Of course, one must also consider the impact of GAD therapy on other endpoints (e.g. HbA1c concentration, insulin usage, glycaemic variation, hypoglycaemia, etc.) to fully support a clinical benefit for it. However, some experts argue that C-peptide retention is a clinically important endpoint in its own right, pointing to research suggesting that residual C-peptide confers clinical benefits including better long-term glycaemic control [1719]. Nonetheless, our study was designed to answer the question of whether or not GAD therapy should be developed further, so we await optimisation of this vaccine before a robust appraisal of its full clinical benefit can be attempted.

Another limitation of our study is that our meta-analysis had to limit explanatory variables to those that were common to all studies. For example, disease duration was collected by each study but only analysed as a covariate in Ludvigsson (2008) [4], in which it was found to be not statistically significant. Future studies of GAD should consider a comprehensive and common ‘core’ set of covariates for consistency and to be used in meta-analyses.
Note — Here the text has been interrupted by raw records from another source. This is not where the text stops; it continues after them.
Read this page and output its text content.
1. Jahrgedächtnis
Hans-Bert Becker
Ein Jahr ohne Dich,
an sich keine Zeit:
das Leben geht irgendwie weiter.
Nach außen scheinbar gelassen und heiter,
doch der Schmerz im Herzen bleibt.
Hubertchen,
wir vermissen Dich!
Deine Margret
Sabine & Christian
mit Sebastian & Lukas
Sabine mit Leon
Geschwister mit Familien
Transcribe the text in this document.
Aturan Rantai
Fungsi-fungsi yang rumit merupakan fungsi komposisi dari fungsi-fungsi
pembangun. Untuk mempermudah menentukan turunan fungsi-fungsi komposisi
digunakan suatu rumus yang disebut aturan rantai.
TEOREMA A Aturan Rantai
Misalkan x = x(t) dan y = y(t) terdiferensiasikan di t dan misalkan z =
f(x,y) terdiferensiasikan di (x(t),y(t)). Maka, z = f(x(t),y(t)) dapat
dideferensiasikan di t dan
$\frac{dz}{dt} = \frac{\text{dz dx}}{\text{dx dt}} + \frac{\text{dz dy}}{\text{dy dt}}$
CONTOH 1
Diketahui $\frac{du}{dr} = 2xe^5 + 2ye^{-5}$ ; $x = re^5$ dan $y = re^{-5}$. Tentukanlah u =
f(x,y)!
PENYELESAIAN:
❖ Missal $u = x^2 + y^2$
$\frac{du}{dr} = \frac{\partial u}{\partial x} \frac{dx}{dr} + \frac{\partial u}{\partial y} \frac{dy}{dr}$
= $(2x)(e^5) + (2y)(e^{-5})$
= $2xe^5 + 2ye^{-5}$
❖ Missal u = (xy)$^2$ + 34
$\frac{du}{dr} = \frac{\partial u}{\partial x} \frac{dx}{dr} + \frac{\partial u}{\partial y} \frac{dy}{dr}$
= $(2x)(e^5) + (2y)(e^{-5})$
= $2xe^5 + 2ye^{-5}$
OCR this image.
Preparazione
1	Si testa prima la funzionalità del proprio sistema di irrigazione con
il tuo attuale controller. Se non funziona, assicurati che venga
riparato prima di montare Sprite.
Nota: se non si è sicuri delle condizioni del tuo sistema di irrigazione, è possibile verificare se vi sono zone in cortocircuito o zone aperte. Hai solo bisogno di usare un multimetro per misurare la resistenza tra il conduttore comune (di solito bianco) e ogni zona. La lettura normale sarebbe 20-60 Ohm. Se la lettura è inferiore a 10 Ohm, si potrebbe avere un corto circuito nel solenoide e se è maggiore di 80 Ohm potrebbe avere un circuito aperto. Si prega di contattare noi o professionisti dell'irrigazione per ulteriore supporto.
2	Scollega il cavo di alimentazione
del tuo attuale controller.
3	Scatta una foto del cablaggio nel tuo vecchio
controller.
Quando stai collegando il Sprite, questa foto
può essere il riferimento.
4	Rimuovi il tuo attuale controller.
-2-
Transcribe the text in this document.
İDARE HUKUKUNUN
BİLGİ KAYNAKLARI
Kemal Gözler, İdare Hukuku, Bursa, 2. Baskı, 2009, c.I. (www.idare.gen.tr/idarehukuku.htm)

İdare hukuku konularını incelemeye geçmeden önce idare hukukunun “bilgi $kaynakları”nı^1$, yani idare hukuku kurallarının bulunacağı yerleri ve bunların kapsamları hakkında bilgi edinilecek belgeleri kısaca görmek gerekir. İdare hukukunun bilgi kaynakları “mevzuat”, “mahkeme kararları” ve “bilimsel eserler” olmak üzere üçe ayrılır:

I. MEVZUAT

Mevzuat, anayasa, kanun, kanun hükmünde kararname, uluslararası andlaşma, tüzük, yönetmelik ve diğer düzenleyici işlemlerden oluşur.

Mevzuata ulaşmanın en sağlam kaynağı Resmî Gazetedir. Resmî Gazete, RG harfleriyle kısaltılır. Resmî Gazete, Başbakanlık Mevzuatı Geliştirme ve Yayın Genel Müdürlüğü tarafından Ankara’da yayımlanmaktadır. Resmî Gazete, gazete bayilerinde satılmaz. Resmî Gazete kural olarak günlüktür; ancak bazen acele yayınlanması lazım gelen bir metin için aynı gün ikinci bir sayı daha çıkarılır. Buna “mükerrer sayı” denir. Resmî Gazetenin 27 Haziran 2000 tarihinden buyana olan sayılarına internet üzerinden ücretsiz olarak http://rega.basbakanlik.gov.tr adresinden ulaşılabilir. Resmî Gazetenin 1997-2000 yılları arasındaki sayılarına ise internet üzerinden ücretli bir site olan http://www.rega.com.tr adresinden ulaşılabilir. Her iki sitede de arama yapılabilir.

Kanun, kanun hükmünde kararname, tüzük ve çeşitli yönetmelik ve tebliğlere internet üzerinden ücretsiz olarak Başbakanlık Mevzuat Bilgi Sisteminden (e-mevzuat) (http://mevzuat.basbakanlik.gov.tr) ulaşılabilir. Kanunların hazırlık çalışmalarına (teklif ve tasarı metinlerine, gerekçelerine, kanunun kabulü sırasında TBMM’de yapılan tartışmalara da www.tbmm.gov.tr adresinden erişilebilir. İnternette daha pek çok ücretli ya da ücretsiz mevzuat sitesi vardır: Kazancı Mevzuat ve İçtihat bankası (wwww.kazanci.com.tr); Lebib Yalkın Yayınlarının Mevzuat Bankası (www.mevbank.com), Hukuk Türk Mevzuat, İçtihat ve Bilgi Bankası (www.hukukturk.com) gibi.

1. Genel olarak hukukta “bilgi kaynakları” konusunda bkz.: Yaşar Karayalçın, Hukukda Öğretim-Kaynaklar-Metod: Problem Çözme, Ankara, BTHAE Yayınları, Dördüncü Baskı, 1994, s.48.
The potential of a differential selection of participants needs to be investigated further and emphasises the need for improved selection methods in clinical trials of type 1 diabetes. To this end, biomarkers that are able to select for rapid C-peptide loss need to be developed and adopted in type 1 diabetes clinical trials.

We conclude that it is highly likely that GAD vaccine has a positive biological effect. However, this might be rather small under the dose and treatment regimens considered so far in published trials. In sum, our synthesis of published RCT evidence encourages continued investigation of the GAD vaccine, specifically into ways, for example giving it as part of combination therapies that will increase its effectiveness.